After having a burger at Freddie’s Steakhouse in Hammond with Dave and Social Studies teacher Bill Stenberg, I attended my first high school football game in 25 years, a Regional contest between East Chicago Central and New Prairie, whose coach had a 10-0 record against the Cardinals from when he was at Griffith, and it was one for the ages.  The week before unranked East Chicago had won its first ever Sectional, while New Prairie was undefeated the third-ranked team in the state.  Dave was announcing the game so I got to sit with him in the press box and act as his spotter.  To my left his former student Ray Flores, who does ESPN play-by-play of martial arts matches, was working the game for an East Chicago cable TV station.   Tennis player Ahmad Muhammad stopped by in his Cardinal mascot outfit.
Carlos Fernandez, above, pasees to TreQuan Burnett; P-T photos by Charles Mitchell

On offense New Prairie had a running attack that seemed impossible to stop and raced to a 21-6 lead.  Two fourth quarter fumbles, however, gave EC an opening.  With less than two minutes left each team had scored 4 TDs, but the Cardinals had missed every extra point attempt while the New Prairie kicker seemed automatic.  With just 86 seconds left Cardinal QB avoided a sack and threw a pass to TreQuan Burnett, who raced 60 yards for a TD.  New Prairie stormed back and got down to the two yard-line before tying the game with a field goal.  In overtime, with both teams starting on the ten yard-line, New Prairie scored but unbelievably botched the extra point.    It took EC all four downs but star player Martayveus Carter got into the end zone and Daniel Flores nailed the extra point.  Pandemonium!

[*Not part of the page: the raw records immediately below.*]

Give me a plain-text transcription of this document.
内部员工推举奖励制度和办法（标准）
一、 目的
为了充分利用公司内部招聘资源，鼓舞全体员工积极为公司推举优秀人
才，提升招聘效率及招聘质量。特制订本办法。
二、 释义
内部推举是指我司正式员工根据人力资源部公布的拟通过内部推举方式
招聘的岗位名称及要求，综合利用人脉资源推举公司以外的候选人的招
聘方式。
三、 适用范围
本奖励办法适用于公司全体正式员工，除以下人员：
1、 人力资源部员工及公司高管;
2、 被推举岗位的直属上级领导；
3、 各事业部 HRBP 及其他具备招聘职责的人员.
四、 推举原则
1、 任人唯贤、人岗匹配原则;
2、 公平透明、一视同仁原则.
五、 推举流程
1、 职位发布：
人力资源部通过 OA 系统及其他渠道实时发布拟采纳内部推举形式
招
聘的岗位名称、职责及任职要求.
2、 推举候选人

Next morning’s Times headline read “Cardiac Cardinals.”  Matt Douthett wrote: “It was an instant classic, forever to be etched in the minds of Northwest Indiana football fans.  Simply put, it was one for the ages.”  How great to have witnessed the improbable upset and been part of the unfettered joy on the part of players and fans.  With a celebration in full swing on the field Dave put on a record and students, teachers, and cheerleaders started dancing to the beat.